All in all, a neat little map... That's devoid of content.

So I leave this to you: using the map above, design what the contents of the room will be. Put in as many death traps as you want, pile it full of enough monsters so that they can't move, devise some sinister puzzle or contraption that makes it difficult to get so much as a coin out of this place. The room could be a real treasure vault, or a place of watery doom. Use your imagination!

Conditions: The only condition is that you do not alter the structural content of the room. You can add all the creatures you want, but you must not change the appearance of the room by adding objects. At least not initially, that is - objects might appear after the room is interacted with, such as things popping out from the walls, rising out of the ground, or simply appearing out of thin air - but when the players enter the room must be as it appears above. Again, monsters are the exception: put whatever you want.

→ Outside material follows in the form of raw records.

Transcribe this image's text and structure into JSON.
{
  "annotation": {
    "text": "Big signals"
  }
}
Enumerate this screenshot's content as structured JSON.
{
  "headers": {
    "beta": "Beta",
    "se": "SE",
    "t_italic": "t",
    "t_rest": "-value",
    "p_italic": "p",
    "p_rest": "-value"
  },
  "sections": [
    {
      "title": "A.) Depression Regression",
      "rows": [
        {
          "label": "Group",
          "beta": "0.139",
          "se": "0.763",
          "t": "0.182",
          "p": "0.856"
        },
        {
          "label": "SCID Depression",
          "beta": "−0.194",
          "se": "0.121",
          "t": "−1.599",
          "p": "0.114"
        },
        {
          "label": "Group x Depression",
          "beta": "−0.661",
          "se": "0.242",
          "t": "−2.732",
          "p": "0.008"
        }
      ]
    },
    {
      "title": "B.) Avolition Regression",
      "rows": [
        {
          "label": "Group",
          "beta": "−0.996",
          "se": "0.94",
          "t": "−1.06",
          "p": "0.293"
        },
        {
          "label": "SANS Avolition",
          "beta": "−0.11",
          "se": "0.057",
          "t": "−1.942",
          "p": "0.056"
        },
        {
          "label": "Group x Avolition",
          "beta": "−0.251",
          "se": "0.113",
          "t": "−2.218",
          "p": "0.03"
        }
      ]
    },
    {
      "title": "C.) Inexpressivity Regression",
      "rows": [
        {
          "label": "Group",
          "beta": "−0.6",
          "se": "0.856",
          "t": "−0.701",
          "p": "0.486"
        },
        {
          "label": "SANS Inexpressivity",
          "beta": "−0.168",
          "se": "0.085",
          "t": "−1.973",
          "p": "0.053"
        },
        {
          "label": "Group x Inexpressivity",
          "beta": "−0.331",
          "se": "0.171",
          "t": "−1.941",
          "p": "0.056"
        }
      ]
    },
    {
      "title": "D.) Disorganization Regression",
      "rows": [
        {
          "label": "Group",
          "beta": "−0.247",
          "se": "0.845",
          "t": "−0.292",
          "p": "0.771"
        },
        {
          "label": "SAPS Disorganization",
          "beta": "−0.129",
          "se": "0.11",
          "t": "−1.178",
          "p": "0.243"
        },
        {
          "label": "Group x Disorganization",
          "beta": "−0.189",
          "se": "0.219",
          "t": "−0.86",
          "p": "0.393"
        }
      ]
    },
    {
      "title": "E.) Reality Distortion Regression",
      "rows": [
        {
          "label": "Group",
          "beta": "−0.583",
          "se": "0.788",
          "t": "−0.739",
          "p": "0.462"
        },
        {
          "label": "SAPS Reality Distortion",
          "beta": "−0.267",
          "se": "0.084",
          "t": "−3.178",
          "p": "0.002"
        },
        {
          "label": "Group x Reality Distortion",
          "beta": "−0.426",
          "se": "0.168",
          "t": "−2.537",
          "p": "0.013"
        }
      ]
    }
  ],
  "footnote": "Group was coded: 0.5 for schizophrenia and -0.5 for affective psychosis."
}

Game System: The design could be of any level, and preferably for D&D 4e although I will accept other game systems with D&D mechanics (from 1st Ed D&D to Pathfinder). You can even "fourthcore" it, if you're so inclined.

Judging: Depending on how many entries we get, I will either judge them myself or find judges to take a look. We'll see.

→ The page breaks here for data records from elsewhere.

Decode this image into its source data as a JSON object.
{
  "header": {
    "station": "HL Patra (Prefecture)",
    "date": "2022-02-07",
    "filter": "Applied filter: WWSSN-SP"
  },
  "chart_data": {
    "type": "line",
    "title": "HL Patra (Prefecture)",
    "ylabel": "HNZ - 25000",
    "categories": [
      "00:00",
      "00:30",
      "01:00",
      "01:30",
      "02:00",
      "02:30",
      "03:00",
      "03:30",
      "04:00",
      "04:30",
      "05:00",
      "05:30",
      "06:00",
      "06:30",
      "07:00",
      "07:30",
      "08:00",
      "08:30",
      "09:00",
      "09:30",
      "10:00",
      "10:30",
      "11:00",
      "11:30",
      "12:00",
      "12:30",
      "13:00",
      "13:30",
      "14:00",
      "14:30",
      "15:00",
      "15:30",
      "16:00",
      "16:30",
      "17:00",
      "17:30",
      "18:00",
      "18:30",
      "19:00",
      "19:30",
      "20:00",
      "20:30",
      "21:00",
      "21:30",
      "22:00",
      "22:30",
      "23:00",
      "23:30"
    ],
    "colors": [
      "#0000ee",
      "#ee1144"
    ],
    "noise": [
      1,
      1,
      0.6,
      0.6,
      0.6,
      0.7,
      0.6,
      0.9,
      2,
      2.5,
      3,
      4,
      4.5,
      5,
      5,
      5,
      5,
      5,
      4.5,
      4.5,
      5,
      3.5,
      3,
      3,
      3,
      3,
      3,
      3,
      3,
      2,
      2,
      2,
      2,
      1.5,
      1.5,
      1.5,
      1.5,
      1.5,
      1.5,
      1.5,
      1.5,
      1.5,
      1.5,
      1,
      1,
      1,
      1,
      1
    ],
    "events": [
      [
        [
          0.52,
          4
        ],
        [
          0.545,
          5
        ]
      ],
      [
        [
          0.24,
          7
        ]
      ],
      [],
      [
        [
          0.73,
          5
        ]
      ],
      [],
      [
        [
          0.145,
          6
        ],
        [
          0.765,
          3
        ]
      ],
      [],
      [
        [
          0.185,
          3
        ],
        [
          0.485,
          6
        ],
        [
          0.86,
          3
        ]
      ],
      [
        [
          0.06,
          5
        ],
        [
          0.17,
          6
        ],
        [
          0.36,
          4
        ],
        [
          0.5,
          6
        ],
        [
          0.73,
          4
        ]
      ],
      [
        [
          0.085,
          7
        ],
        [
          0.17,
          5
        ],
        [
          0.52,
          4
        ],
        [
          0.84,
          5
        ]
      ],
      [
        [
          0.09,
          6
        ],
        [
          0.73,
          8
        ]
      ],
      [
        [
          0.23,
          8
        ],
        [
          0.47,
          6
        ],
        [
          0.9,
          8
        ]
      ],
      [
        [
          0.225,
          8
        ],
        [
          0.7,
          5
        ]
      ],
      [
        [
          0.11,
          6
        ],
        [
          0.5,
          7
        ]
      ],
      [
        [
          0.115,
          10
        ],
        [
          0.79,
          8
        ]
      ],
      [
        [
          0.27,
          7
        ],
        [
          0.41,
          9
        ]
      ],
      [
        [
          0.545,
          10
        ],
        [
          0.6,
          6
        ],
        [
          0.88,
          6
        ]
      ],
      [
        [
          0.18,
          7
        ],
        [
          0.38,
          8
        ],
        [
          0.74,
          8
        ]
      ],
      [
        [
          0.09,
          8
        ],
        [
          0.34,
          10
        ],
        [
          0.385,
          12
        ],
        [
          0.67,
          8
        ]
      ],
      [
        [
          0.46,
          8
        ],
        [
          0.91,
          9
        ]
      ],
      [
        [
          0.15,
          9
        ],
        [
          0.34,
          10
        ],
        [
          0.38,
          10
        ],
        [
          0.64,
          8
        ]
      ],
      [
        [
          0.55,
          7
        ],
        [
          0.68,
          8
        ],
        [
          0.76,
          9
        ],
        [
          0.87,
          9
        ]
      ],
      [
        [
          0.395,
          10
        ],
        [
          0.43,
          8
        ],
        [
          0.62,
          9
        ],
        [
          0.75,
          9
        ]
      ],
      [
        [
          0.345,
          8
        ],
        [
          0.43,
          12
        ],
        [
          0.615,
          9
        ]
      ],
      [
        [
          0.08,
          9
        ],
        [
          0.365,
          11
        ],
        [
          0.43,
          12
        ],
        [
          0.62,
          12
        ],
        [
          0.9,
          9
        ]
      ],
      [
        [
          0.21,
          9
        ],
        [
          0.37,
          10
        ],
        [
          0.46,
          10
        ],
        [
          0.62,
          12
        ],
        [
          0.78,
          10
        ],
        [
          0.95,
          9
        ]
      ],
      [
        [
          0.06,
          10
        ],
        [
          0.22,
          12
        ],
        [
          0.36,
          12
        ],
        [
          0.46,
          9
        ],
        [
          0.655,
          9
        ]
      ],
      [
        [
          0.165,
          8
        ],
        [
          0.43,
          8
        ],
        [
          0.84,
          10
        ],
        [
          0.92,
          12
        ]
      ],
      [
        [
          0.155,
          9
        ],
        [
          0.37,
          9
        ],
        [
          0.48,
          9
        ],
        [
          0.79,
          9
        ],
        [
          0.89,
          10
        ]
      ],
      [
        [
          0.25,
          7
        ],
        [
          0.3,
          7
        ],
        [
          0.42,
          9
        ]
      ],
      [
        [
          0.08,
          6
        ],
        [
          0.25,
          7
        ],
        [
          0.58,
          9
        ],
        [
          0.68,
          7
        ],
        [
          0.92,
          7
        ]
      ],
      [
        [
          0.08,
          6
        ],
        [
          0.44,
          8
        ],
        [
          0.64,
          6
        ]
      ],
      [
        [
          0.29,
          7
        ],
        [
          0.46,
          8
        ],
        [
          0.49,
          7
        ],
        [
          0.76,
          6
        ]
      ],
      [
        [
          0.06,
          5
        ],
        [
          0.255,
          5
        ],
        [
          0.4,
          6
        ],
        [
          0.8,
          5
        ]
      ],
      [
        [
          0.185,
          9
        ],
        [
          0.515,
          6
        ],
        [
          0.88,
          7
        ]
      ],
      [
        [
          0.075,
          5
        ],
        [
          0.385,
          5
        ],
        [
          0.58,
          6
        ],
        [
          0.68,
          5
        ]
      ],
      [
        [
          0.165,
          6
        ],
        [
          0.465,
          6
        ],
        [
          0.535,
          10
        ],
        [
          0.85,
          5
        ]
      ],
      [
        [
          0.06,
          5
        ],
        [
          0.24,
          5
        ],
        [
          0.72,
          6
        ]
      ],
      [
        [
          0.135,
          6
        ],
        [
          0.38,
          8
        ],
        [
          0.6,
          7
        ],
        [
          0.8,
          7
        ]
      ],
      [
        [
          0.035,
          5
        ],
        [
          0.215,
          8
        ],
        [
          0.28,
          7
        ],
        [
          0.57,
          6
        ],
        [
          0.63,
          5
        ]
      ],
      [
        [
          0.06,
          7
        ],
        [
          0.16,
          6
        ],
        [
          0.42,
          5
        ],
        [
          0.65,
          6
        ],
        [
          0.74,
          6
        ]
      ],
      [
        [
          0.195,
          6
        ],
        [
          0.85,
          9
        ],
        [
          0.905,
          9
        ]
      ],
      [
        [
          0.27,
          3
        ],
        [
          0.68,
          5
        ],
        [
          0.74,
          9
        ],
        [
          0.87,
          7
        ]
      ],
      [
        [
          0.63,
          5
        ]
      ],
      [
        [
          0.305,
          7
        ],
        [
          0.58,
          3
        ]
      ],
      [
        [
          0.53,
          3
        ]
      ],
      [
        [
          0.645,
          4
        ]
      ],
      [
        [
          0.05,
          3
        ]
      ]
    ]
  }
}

Prize: These days I cannot guarantee retail prizes like I've done before as I don't have the resources to buy them, but I could guarantee prizes I myself have created since they're free to me.

So the winner - or winners, if there is a tie - will get a voucher from Drive Thru RPG for all the products I have listed there (CC1: The Complete Collection, retail value $13.96):

And, to be honest, if your design knocks my socks off maybe we can work something out to include part of all of it in The Heart of Fire. Of course, you will get credit for the creation in every way possible. No guarantees, but I like to keep my options open.

Deadline: All entries must be in by midnight December 18th, 2011.

So if you're up to it, show the world what you can do!